J.M. Coetzee - Homem Lento

Prêmio Nobel Literatura
J.M. Coetzee - Homem Lento - Editora Companhia das Letras - 280 páginas - Lançamento 18/06/2007 - Tradução de José Rubens Siqueira.

Paul Rayment é um típico protagonista desesperançado de Coetzee, um personagem triste e solitário, fotógrafo aposentado aos sessenta, divorciado e sem filhos, também sem parentes próximos e pais já falecidos. Bem, a sua vida está para piorar muito quando ao voltar de suas compras rotineiras, de bicicleta, recebe uma violenta colisão de um carro dirigido por um jovem. O acidente que abre o romance terá consequências trágicas para Paul Rayment que, antes que possa perceber o que está ocorrendo, sofrerá uma intervenção cirúrgica de emergência e a amputação de sua perna direita, uma continuação brutal do acidente e que mudará radicalmente a sua forma de encarar as perdas.
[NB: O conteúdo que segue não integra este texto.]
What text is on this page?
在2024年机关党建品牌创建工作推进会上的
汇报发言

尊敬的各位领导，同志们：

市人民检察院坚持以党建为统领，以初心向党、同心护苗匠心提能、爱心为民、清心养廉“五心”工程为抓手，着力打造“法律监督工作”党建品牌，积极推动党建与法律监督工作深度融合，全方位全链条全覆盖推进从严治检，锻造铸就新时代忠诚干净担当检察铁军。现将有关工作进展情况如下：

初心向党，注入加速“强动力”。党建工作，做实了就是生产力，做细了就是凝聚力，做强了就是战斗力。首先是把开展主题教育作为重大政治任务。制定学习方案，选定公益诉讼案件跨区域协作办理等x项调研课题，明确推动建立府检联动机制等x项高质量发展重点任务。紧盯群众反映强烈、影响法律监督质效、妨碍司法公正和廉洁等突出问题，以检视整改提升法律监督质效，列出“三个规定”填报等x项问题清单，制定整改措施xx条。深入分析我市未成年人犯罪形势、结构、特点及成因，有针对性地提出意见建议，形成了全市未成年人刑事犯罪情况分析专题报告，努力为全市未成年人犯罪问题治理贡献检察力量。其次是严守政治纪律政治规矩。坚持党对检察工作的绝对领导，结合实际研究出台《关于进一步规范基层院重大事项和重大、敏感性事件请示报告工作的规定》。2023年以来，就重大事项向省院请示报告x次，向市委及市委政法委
"O choque o colhe pela direita, duro, surpreendente e doloroso, como uma faisca elétrica, e levanta seu corpo da bicicleta. Relaxe!, ele diz a si mesmo enquanto voa pelo ar (...) Como um gato, diz a si mesmo: role, depois se ponha de pé, pronto para o que vier em seguida (...) Mas não é bem assim que as coisas acontecem. Seja porque suas pernas desobedecem, seja porque de momento está tonto (ouve, mais do que sente, o impacto do crânio no asfalto, distante, oco, como um golpe de marreta), ele absolutamente não se levanta; ao contrário, desliza metro após metro, sem parar, até se sentir quase embalado pelo deslizar."
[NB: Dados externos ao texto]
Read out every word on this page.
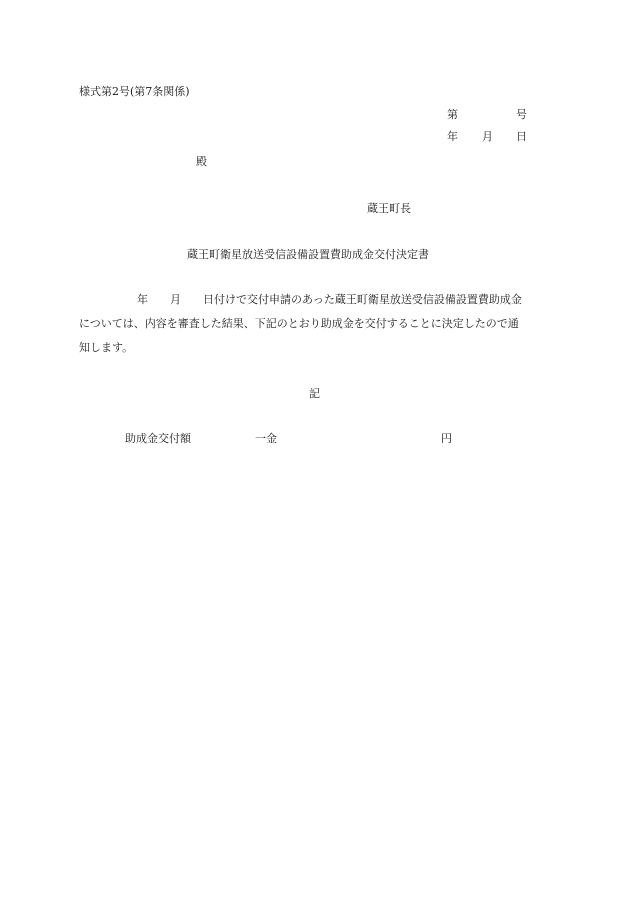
様式第2号(第7条関係)
第	号
年 月 日
殿
蔵王町長
蔵王町衛星放送受信設備設置費助成金交付決定書
年 月 日付けで交付申請のあった蔵王町衛星放送受信設備設置費助成金
については、内容を審査した結果、下記のとおり助成金を交付することに決定したので通
知します。
記
助成金交付額	一金	円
A maneira como Coetzee conduz o início do romance, do acidente até os primeiros cuidados no hospital, é simplesmente magistral. O nosso pobre protagonista está entregue à própria sorte em um mundo onde tudo parece estar envolto em uma "brancura inexorável" e tenta manter a sua dignidade, coisa que ele logo descobrirá ser impossível na sua condição atual. Esta luta contra a enfermidade, a velhice e a morte próxima é o tema principal deste romance, mas é uma luta muito desigual e injusta, como Coetzee não faz questão de esconder:
"O amor que ele pudesse ter tido pelo próprio corpo há muito desapareceu. Não tem interesse em consertá-lo, fazer com que volte a alguma eficiência ideal. O homem que era é apenas uma lembrança, e uma lembrança que depressa se apaga. Ainda tem a sensação de ser uma alma com uma vida anímica não diminuída; quanto ao resto, ele é apenas um saco de sangue e ossos que é forçado a carregar."
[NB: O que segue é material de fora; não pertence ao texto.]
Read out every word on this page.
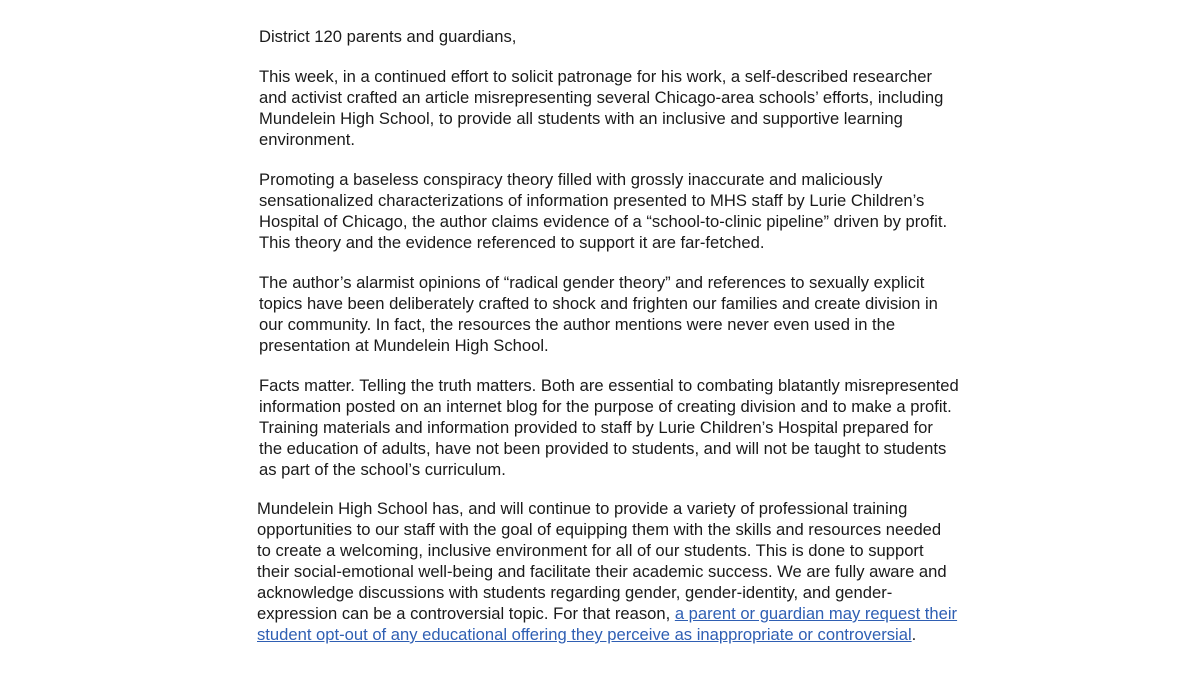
District 120 parents and guardians,

This week, in a continued effort to solicit patronage for his work, a self-described researcher and activist crafted an article misrepresenting several Chicago-area schools’ efforts, including Mundelein High School, to provide all students with an inclusive and supportive learning environment.

Promoting a baseless conspiracy theory filled with grossly inaccurate and maliciously sensationalized characterizations of information presented to MHS staff by Lurie Children’s Hospital of Chicago, the author claims evidence of a “school-to-clinic pipeline” driven by profit. This theory and the evidence referenced to support it are far-fetched.

The author’s alarmist opinions of “radical gender theory” and references to sexually explicit topics have been deliberately crafted to shock and frighten our families and create division in our community. In fact, the resources the author mentions were never even used in the presentation at Mundelein High School.

Facts matter. Telling the truth matters. Both are essential to combating blatantly misrepresented information posted on an internet blog for the purpose of creating division and to make a profit. Training materials and information provided to staff by Lurie Children’s Hospital prepared for the education of adults, have not been provided to students, and will not be taught to students as part of the school’s curriculum.

Mundelein High School has, and will continue to provide a variety of professional training opportunities to our staff with the goal of equipping them with the skills and resources needed to create a welcoming, inclusive environment for all of our students. This is done to support their social-emotional well-being and facilitate their academic success. We are fully aware and acknowledge discussions with students regarding gender, gender-identity, and gender-expression can be a controversial topic. For that reason, a parent or guardian may request their student opt-out of any educational offering they perceive as inappropriate or controversial.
Paul Rayment tenta se agarrar a tudo o que ainda possa resgatar a sua humanidade ameaçada, inclusive a busca pelo amor na forma que for possível, mesmo que na imagem da enfermeira Marijana, imigrante croata casada e com três filhos, que o acompanha em casa durante a reabilitação.
"Um homem e uma mulher em uma tarde quente, por trás de portas fechadas. Podiam estar realizando um ato sexual. Mas não é nada disso. É apenas enfermagem, apenas cuidados (...) Uma frase da aula de catecismo de meio século atrás flutua em sua mente: 'não haverá mais homem e mulher, mas...' Mas o quê — o que seremos quando estivermos além de homem e mulher? Impossível para a mente mortal conceber. um dos mistérios."
Uma outra personagem famosa de dois romances anteriores do autor, a escritora Elizabeth Costello, alterego de Coetzee (ler aqui resenha do Mundo de K), entra na trama de maneira original e surpreendente, ajudando Coetzee a desenvolver as questões éticas e filosóficas da situação de Paul Rayment e a questão dos limites estreitos entre realidade e ficção.